Festa di S. Mattia, apostolo

Letture: At 1,15-17.20-26 / Sal 112 / Gv 15,9-17


SCELTI



La ricorrenza liturgica di Mattia, l’apostolo «che fu associato agli undici apostoli» (At 1,26) dopo la scomparsa di Giuda l’Iscariota, diventa ogni anno l’occasione per ridestare in noi lo stupore, riguardo ai modi attraverso cui il Signore chiama a diventare partecipi della Chiesa e del suo ministero nel mondo. L’antifona di ingresso ci offre le parole più adatte per entrare nel clima di questa festa: «Non voi avete scelto me, ma io ho scelto voi e vi ho costituito, perché andiate e portiate frutto». Mattia rappresenta il primo di una lunga serie di apostoli che il Signore ha scelto e costituito non direttamente, ma attraverso la mediazione della comunità dei credenti. Le parole con cui Pietro indica i requisiti necessari per ripristinare il collegio dei Dodici, ci fanno capire che Mattia apparteneva al folto gruppo di quei discepoli che avevano accompagnato l’intera vita pubblica del Maestro: «Bisogna dunque che, tra coloro che sono stati con noi per tutto il tempo nel quale il Signore Gesù ha vissuto fra noi, cominciando dal battesimo di Giovanni fino al giorno in cui è stato di mezzo a noi assunto in cielo, uno divenga testimone, insieme a noi, della sua risurrezione» (1,21-22). Tuttavia il modo con cui la preferenza è andata su di lui anziché su un altro possibile candidato - «Giuseppe, detto Barsabba, soprannominato Giusto» (1,23) - può apparire ai nostri occhi alquanto stravagante: «Tirarono a sorte fra loro e la sorte cadde su Mattia» (1,26).

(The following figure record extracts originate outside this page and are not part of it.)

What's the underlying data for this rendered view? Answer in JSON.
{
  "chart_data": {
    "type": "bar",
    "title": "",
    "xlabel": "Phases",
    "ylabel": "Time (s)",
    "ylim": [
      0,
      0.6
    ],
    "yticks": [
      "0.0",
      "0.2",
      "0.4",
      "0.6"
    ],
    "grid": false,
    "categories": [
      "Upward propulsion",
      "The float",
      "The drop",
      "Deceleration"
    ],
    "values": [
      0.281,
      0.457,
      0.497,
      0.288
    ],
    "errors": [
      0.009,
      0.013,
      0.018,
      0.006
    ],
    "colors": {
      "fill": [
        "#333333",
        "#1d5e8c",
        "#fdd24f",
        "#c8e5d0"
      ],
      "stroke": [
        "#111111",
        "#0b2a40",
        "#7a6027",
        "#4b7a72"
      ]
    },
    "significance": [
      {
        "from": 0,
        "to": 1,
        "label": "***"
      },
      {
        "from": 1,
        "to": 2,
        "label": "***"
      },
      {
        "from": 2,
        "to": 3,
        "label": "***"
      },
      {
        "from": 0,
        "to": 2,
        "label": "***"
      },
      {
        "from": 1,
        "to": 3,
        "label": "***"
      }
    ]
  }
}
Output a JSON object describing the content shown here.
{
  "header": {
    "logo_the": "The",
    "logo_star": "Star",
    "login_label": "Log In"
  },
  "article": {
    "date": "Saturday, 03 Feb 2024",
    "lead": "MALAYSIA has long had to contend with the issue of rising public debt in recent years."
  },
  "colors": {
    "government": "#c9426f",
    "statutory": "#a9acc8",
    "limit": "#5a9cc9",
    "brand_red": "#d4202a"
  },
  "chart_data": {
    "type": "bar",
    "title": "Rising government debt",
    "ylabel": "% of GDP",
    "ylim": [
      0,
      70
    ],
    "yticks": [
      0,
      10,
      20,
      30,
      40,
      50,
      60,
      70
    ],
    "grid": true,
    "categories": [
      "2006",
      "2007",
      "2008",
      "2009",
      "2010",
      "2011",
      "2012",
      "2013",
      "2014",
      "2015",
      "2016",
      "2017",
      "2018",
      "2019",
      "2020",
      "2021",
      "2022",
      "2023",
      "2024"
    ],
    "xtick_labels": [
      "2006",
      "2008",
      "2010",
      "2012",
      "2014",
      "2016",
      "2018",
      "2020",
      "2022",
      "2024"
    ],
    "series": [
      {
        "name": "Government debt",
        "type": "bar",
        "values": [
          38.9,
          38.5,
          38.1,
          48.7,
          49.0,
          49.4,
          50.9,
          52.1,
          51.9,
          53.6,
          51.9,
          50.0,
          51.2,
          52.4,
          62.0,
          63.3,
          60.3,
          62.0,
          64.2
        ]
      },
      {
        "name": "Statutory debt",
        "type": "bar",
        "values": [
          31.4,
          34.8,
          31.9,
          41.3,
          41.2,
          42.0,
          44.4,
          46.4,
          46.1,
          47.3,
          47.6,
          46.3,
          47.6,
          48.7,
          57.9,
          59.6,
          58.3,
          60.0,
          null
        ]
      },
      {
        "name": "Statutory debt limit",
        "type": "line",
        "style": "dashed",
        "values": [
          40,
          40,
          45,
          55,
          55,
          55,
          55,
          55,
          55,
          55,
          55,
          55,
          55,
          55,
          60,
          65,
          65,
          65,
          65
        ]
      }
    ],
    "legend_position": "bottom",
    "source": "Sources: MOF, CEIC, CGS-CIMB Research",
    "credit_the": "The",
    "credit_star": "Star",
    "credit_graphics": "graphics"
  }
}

Per quanto possa risultare inappropriato il metodo adottato per l’elezione di Mattia - che infatti verrà presto integrato con forme più caute e riflessive dalla stessa comunità (cf. 6,3-6; 13,2-3) - il suo ingresso nel collegio apostolico può essere una luce con cui rileggere i modi e i tempi con cui anche noi ci troviamo coinvolti nella vita e nella missione della Chiesa. Non sempre infatti le circostanze che accogliamo in nome del vangelo corrispondono alle nostre attese e al nostro gradimento. Spesso - forse il più delle volte - dobbiamo ammettere che «il disegno d’amore della volontà» (Ef 1,5) di Dio si compone per ciascuno di noi proprio dietro al velo, arbitrario, talvolta assurdo e indecifrabile, della realtà quotidiana. Eppure è proprio così che le scelte di Dio si intrufolano nelle nostre vicende e ci chiamano a vivere l’esodo da noi stessi, «non in un modo da attirare l’attenzione» (Lc 17,21) della nostra intelligenza e dei nostri narcisismi, ma in circostanze banali e ordinarie, talvolta persino buffe e stravaganti. Potremmo dire che, a un certo punto, non conta più la forma, quando scopriamo che il Signore ci considera suoi amici: «Non vi chiamo più servi, perché il servo non sa quello che fa il suo padrone; ma vi ho chiamato amici, perché tutto ciò che ho udito dal Padre mio l’ho fatto conoscere a voi» (Gv 15,15). Ciò che conta è saper cogliere, nelle circostanze più o meno favorevoli in cui la nostra vita si trova, l’occasione per vivere l’amore più grande: «Questo è il mio comandamento: che vi amiate gli uni gli altri come io ho amato voi. Nessuno ha un amore più grande di questo: dare la sua vita per i propri amici» (Gv 15,12-13). In fondo san Mattia rappresenta bene ogni discepolo: siamo tutti pezzi aggiunti, umanità associate alla vita di Dio in forme che, se anche possono sembrare occasionali, non sono mai involontarie. Perché tutti siamo stati da Dio «scelti», cioè da sempre desiderati e amati.